In addition to its beautification function, it also has powerful laxative properties and can increase intestinal peristalsis and induce diarrhea quickly. Because of this, people with sensitive intestines should avoid consuming it. However, it can help people with kidney stones and constipation.

Blue sky vine also has significant side effects such as diuresis and detumescence. It has the potential to enhance human renal function and speed up the body’s process of eliminating excess water. Blue sky vine can instantly alleviate some ailments in the human body. It is the best remedy for edema, ascites due to liver cirrhosis, etc.

Facts About Blue Sky Vines

How Big Does A Blue Sky Vine Get?

Each year, the blue sky vine may reach heights of 30-50 feet and bear hundreds of blossoms. During one summer, it may completely cover a chain link or timber fence.

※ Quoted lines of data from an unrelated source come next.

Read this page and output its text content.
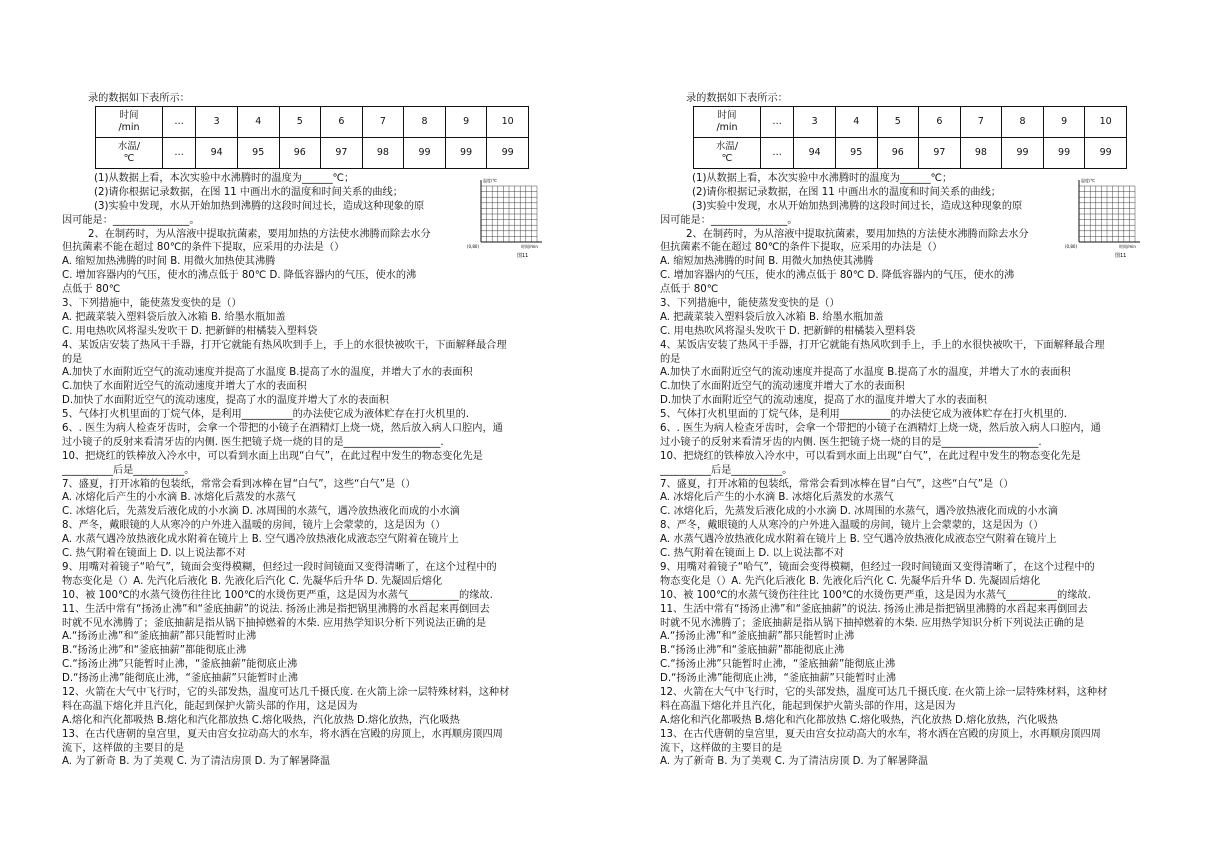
录的数据如下表所示：
时间
/min	…	3	4	5	6	7	8	9	10
水温/
℃	…	94	95	96	97	98	99	99	99
温度/℃
(0,80)	时间/min
图11
(1)从数据上看，本次实验中水沸腾时的温度为______℃；
(2)请你根据记录数据，在图 11 中画出水的温度和时间关系的曲线；
(3)实验中发现，水从开始加热到沸腾的这段时间过长，造成这种现象的原
因可能是：_______________。
2、在制药时，为从溶液中提取抗菌素，要用加热的方法使水沸腾而除去水分
但抗菌素不能在超过 80℃的条件下提取，应采用的办法是（）
A. 缩短加热沸腾的时间 B. 用微火加热使其沸腾
C. 增加容器内的气压，使水的沸点低于 80℃ D. 降低容器内的气压，使水的沸
点低于 80℃
3、下列措施中，能使蒸发变快的是（）
A. 把蔬菜装入塑料袋后放入冰箱 B. 给墨水瓶加盖
C. 用电热吹风将湿头发吹干 D. 把新鲜的柑橘装入塑料袋
4、某饭店安装了热风干手器，打开它就能有热风吹到手上，手上的水很快被吹干，下面解释最合理
的是
A.加快了水面附近空气的流动速度并提高了水温度 B.提高了水的温度，并增大了水的表面积
C.加快了水面附近空气的流动速度并增大了水的表面积
D.加快了水面附近空气的流动速度，提高了水的温度并增大了水的表面积
5、气体打火机里面的丁烷气体，是利用__________的办法使它成为液体贮存在打火机里的.
6、. 医生为病人检查牙齿时，会拿一个带把的小镜子在酒精灯上烧一烧，然后放入病人口腔内，通
过小镜子的反射来看清牙齿的内侧. 医生把镜子烧一烧的目的是___________________.
10、把烧红的铁棒放入冷水中，可以看到水面上出现“白气”，在此过程中发生的物态变化先是
__________后是__________。
7、盛夏，打开冰箱的包装纸，常常会看到冰棒在冒“白气”，这些“白气”是（）
A. 冰熔化后产生的小水滴 B. 冰熔化后蒸发的水蒸气
C. 冰熔化后，先蒸发后液化成的小水滴 D. 冰周围的水蒸气，遇冷放热液化而成的小水滴
8、严冬，戴眼镜的人从寒冷的户外进入温暖的房间，镜片上会蒙蒙的，这是因为（）
A. 水蒸气遇冷放热液化成水附着在镜片上 B. 空气遇冷放热液化成液态空气附着在镜片上
C. 热气附着在镜面上 D. 以上说法都不对
9、用嘴对着镜子“哈气”，镜面会变得模糊，但经过一段时间镜面又变得清晰了，在这个过程中的
物态变化是（）A. 先汽化后液化 B. 先液化后汽化 C. 先凝华后升华 D. 先凝固后熔化
10、被 100℃的水蒸气烫伤往往比 100℃的水烫伤更严重，这是因为水蒸气__________的缘故.
11、生活中常有“扬汤止沸”和“釜底抽薪”的说法. 扬汤止沸是指把锅里沸腾的水舀起来再倒回去
时就不见水沸腾了；釜底抽薪是指从锅下抽掉燃着的木柴. 应用热学知识分析下列说法正确的是
A.“扬汤止沸”和“釜底抽薪”都只能暂时止沸
B.“扬汤止沸”和“釜底抽薪”都能彻底止沸
C.“扬汤止沸”只能暂时止沸，“釜底抽薪”能彻底止沸
D.“扬汤止沸”能彻底止沸，“釜底抽薪”只能暂时止沸
12、火箭在大气中飞行时，它的头部发热，温度可达几千摄氏度. 在火箭上涂一层特殊材料，这种材
料在高温下熔化并且汽化，能起到保护火箭头部的作用，这是因为
A.熔化和汽化都吸热 B.熔化和汽化都放热 C.熔化吸热，汽化放热 D.熔化放热，汽化吸热
13、在古代唐朝的皇宫里，夏天由宫女拉动高大的水车，将水洒在宫殿的房顶上，水再顺房顶四周
流下，这样做的主要目的是
A. 为了新奇 B. 为了美观 C. 为了清洁房顶 D. 为了解暑降温
录的数据如下表所示：
时间
/min	…	3	4	5	6	7	8	9	10
水温/
℃	…	94	95	96	97	98	99	99	99
温度/℃
(0,80)	时间/min
图11
(1)从数据上看，本次实验中水沸腾时的温度为______℃；
(2)请你根据记录数据，在图 11 中画出水的温度和时间关系的曲线；
(3)实验中发现，水从开始加热到沸腾的这段时间过长，造成这种现象的原
因可能是：_______________。
2、在制药时，为从溶液中提取抗菌素，要用加热的方法使水沸腾而除去水分
但抗菌素不能在超过 80℃的条件下提取，应采用的办法是（）
A. 缩短加热沸腾的时间 B. 用微火加热使其沸腾
C. 增加容器内的气压，使水的沸点低于 80℃ D. 降低容器内的气压，使水的沸
点低于 80℃
3、下列措施中，能使蒸发变快的是（）
A. 把蔬菜装入塑料袋后放入冰箱 B. 给墨水瓶加盖
C. 用电热吹风将湿头发吹干 D. 把新鲜的柑橘装入塑料袋
4、某饭店安装了热风干手器，打开它就能有热风吹到手上，手上的水很快被吹干，下面解释最合理
的是
A.加快了水面附近空气的流动速度并提高了水温度 B.提高了水的温度，并增大了水的表面积
C.加快了水面附近空气的流动速度并增大了水的表面积
D.加快了水面附近空气的流动速度，提高了水的温度并增大了水的表面积
5、气体打火机里面的丁烷气体，是利用__________的办法使它成为液体贮存在打火机里的.
6、. 医生为病人检查牙齿时，会拿一个带把的小镜子在酒精灯上烧一烧，然后放入病人口腔内，通
过小镜子的反射来看清牙齿的内侧. 医生把镜子烧一烧的目的是___________________.
10、把烧红的铁棒放入冷水中，可以看到水面上出现“白气”，在此过程中发生的物态变化先是
__________后是__________。
7、盛夏，打开冰箱的包装纸，常常会看到冰棒在冒“白气”，这些“白气”是（）
A. 冰熔化后产生的小水滴 B. 冰熔化后蒸发的水蒸气
C. 冰熔化后，先蒸发后液化成的小水滴 D. 冰周围的水蒸气，遇冷放热液化而成的小水滴
8、严冬，戴眼镜的人从寒冷的户外进入温暖的房间，镜片上会蒙蒙的，这是因为（）
A. 水蒸气遇冷放热液化成水附着在镜片上 B. 空气遇冷放热液化成液态空气附着在镜片上
C. 热气附着在镜面上 D. 以上说法都不对
9、用嘴对着镜子“哈气”，镜面会变得模糊，但经过一段时间镜面又变得清晰了，在这个过程中的
物态变化是（）A. 先汽化后液化 B. 先液化后汽化 C. 先凝华后升华 D. 先凝固后熔化
10、被 100℃的水蒸气烫伤往往比 100℃的水烫伤更严重，这是因为水蒸气__________的缘故.
11、生活中常有“扬汤止沸”和“釜底抽薪”的说法. 扬汤止沸是指把锅里沸腾的水舀起来再倒回去
时就不见水沸腾了；釜底抽薪是指从锅下抽掉燃着的木柴. 应用热学知识分析下列说法正确的是
A.“扬汤止沸”和“釜底抽薪”都只能暂时止沸
B.“扬汤止沸”和“釜底抽薪”都能彻底止沸
C.“扬汤止沸”只能暂时止沸，“釜底抽薪”能彻底止沸
D.“扬汤止沸”能彻底止沸，“釜底抽薪”只能暂时止沸
12、火箭在大气中飞行时，它的头部发热，温度可达几千摄氏度. 在火箭上涂一层特殊材料，这种材
料在高温下熔化并且汽化，能起到保护火箭头部的作用，这是因为
A.熔化和汽化都吸热 B.熔化和汽化都放热 C.熔化吸热，汽化放热 D.熔化放热，汽化吸热
13、在古代唐朝的皇宫里，夏天由宫女拉动高大的水车，将水洒在宫殿的房顶上，水再顺房顶四周
流下，这样做的主要目的是
A. 为了新奇 B. 为了美观 C. 为了清洁房顶 D. 为了解暑降温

What Is Blue Sky Vine Good For?

Blue sky vine is a heat and sun-loving twining vine well-suited for metal fences, tiny arbors, moderate trellises, and other solid supports.

Are Blue Sky Vines Poisonous?

Blue sky vines are harmless to all animals, including humans. Because it does not pose a threat to any kind of life, you can cultivate it without any restrictions in your yard.

Is Blue Sky Vine Poisonous To Pets?

As per the regulations of ASPCA under pet care, the blue sky vine is not counted as a toxic or poisonous plant to pets. Feeding your pet with the blue sky vine will cause no harm to them.

How Fast Does Blue Sky Vine Grow?

Blue sky vine thrives in containers, and you can grow it on the ground in zones nine and above. It may reach a height between 30 and 50 feet annually and generate dozens of flowers.

Common FAQs

How Much Light Does Blue Sky Vine Need?

Blue sky vine requires at least eight hours in direct sunlight. However, giving it up to 12 hours of light daily is best. With consistent watering, this plant won’t dry out. If you can keep up with its need for sunlight, you can guarantee a long blooming period.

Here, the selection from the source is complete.